In the Wall Street Journal Online, Nick Wingfield writes the story that has routinely been written over the years -- Mac's Moment: Apple has its best chance in years to make a dent in the business market. This is pure bologna. Apple's best chance to "make a dent" came about two years ago when Windows looked completely hopeless on the security front (in spite of all the lip service and muscle that Microsoft was applying at the time).
Things are very different today. If anything, Apple is probably going to redouble its efforts on the entertainment front... Sure, Windows still can't run without anti-virus, anti-spyware, and personal firewall solutions. But, in spite of pretty scary zero-day vulnerabilities, Microsoft finally looks like it's going to be able to reign the security situation into something more manageable (note: I didn't say eliminate). And that's not just because the company is acquiring, building-in, and or giving away many of the security technologies that were once only available from third parties. It's also because of the many technological measures that Microsoft and Intel are putting into place (sometimes at the expense of friction-free computing) in both the software and the hardware.
Two to four years ago, there wasn't a light at the end of the Microsoft's security tunnel. That was the Mac's biggest window of opportunity to march into businesses and take over. But Apple was either (a) too chicken to make another real run at business or (b) reinventing the digital entertainment business or (c) both of the above. My vote goes to (c). Back in September 2002, around the time I first started testing the Jaguar edition of OS X, I began a quest to prove or disprove OS X's worthiness for business. But one thing was missing: Apple. Sure, the company sent me a system to test. But the effort ended there. Having deflected numerous attempts to get an Apple executive on record to discuss the company's plans to make inroads on the enterprise, Apple clearly wasn't interested in having that discussion. The opportunity was so very ripe for the taking. Not only was OS X both more secure and less of a target than Windows, several influential members of the press were heaping praise upon the Mac. One could only imagine what might have happened if Apple put the same sort of muscle it threw behind iPods and the iTunes Music Store behind the marketing of Macs to businesses.
There's another reason the window has pretty much shut: AJAX. As the ranks of AJAX developers that are thirsty to dethrone Microsoft Office (or get acquired by Google or Yahoo) grows, so too does interest in browser-based productivity on the end-user side.

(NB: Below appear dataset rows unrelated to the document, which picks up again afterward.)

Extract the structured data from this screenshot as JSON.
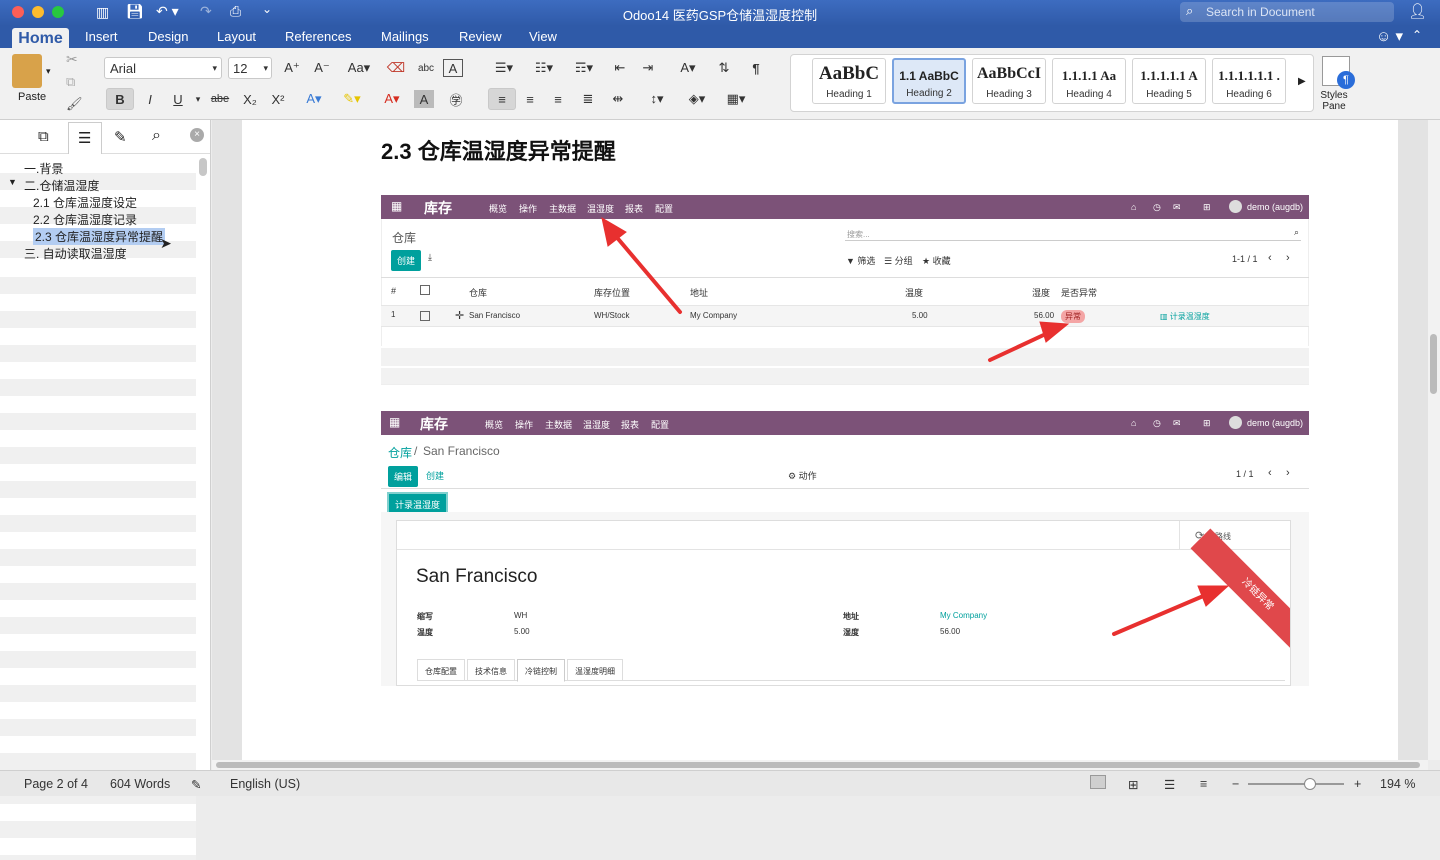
{
  "window": {
    "title": "Odoo14 医药GSP仓储温湿度控制",
    "search_placeholder": "Search in Document"
  },
  "tabs": [
    "Home",
    "Insert",
    "Design",
    "Layout",
    "References",
    "Mailings",
    "Review",
    "View"
  ],
  "ribbon": {
    "paste_label": "Paste",
    "font_name": "Arial",
    "font_size": "12",
    "styles": [
      {
        "sample": "AaBbC",
        "label": "Heading 1"
      },
      {
        "sample": "1.1  AaBbC",
        "label": "Heading 2"
      },
      {
        "sample": "AaBbCcI",
        "label": "Heading 3"
      },
      {
        "sample": "1.1.1.1  Aa",
        "label": "Heading 4"
      },
      {
        "sample": "1.1.1.1.1  A",
        "label": "Heading 5"
      },
      {
        "sample": "1.1.1.1.1.1  .",
        "label": "Heading 6"
      }
    ],
    "styles_pane_label": "Styles Pane"
  },
  "nav": {
    "items": [
      "一.背景",
      "二.仓储温湿度",
      "2.1 仓库温湿度设定",
      "2.2  仓库温湿度记录",
      "2.3  仓库温湿度异常提醒",
      "三.  自动读取温湿度"
    ]
  },
  "doc": {
    "heading": "2.3  仓库温湿度异常提醒"
  },
  "odoo1": {
    "brand": "库存",
    "menu": [
      "概览",
      "操作",
      "主数据",
      "温湿度",
      "报表",
      "配置"
    ],
    "user": "demo (augdb)",
    "breadcrumb": "仓库",
    "search_placeholder": "搜索...",
    "create": "创建",
    "filter": "筛选",
    "group": "分组",
    "fav": "收藏",
    "pager": "1-1 / 1",
    "columns": [
      "#",
      "仓库",
      "库存位置",
      "地址",
      "温度",
      "湿度",
      "是否异常"
    ],
    "row": {
      "num": "1",
      "warehouse": "San Francisco",
      "location": "WH/Stock",
      "address": "My Company",
      "temp": "5.00",
      "humidity": "56.00",
      "badge": "异常",
      "action": "计录温湿度"
    }
  },
  "odoo2": {
    "brand": "库存",
    "menu": [
      "概览",
      "操作",
      "主数据",
      "温湿度",
      "报表",
      "配置"
    ],
    "user": "demo (augdb)",
    "breadcrumb_link": "仓库",
    "breadcrumb_current": "San Francisco",
    "edit": "编辑",
    "create": "创建",
    "action": "动作",
    "pager": "1 / 1",
    "record_btn": "计录温湿度",
    "route_btn": "路线",
    "title": "San Francisco",
    "fields": {
      "code_label": "缩写",
      "code": "WH",
      "temp_label": "温度",
      "temp": "5.00",
      "addr_label": "地址",
      "addr": "My Company",
      "hum_label": "湿度",
      "hum": "56.00"
    },
    "ribbon": "冷链异常",
    "tabs": [
      "仓库配置",
      "技术信息",
      "冷链控制",
      "温湿度明细"
    ]
  },
  "status": {
    "page": "Page 2 of 4",
    "words": "604 Words",
    "lang": "English (US)",
    "zoom": "194 %"
  },
  "colors": {
    "word_blue": "#2f5aa8",
    "odoo_purple": "#7c5278",
    "odoo_teal": "#00a09d",
    "alert_red": "#e0484b"
  }
}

ZDNet's audience members have routinely turned me into their whipping boy for saying thin is in. But the day Microsoft started swinging its ship around with the word "Live" painted on the hull said almost as much as the day that Intel buckled to AMD and announced its own 32/64-bit hybrid chip. Sure, there's still plenty of life left in fat clients. But increasingly over time, they'll be little more than hosts, integration points, and interface providers for thin applications and XML-based Web services. This isn't exactly a good time for a new operating system -- be it OS X, Linux or even Microsoft's own Vista -- to displace the installed base (even XP has struggled to displace older versions of Windows).
No doubt, Apple is a bigger company than it was four years ago. And I hold OS X in very high regard. While I was testing it, I loved it. But I haven't seen any signs that it's about to get any more serious about business than it already is. Most critics also forget that when it comes to Apple's success in business, Microsoft holds the Queen of Spades (Microsoft Office for OS X). Except for a few pockets of self-supporting rebels that have gone of the ranch with solutions like OpenOffice/NeoOffice for OS X, OS X is pretty much useless to businesses without Microsoft Office. The Office for Mac business has been a lucrative one for Microsoft. But with several disruptive forces (open source, thin clients, etc.) beginning to look as though they're about to take the "cash" out of "cash cow" when it comes to Microsoft's Office franchise, I can't help but wonder if Microsoft wouldn't hesitate to pull the plug on Office for Mac if it felt Apple was really making a dent as the WSJ says it can.
If anything, Apple is probably going to redouble its efforts on the entertainment front now that many more players (literally and figuratively) are in the game. Right now, as long as it's DRM technology (aka: C.R.A.P.) has the lock on the marketplace that it does, Apple's number 1 priority is to push as much C.R.A.P.-bound content (audio, video) into the market as it can (earlier this year, Apple registered its 1 billionth sale on the iTunes Music Store). By doing so, the company is pretty much guaranteeing its future because of the way that content can't be played back on without Apple's technology. This is true even if the trustbusters wake up and realize that they must force Apple to license its C.R.A.P. on reasonable and non-discriminatory terms to other vendors (if Microsoft's antitrust history is any indicator of the future, worse can happen to Apple, but won't).
Will Apple sell more Macs? Definitely. I'd like nothing more than one of those slick systems sitting on my desktop. But a dent in business sales? Not.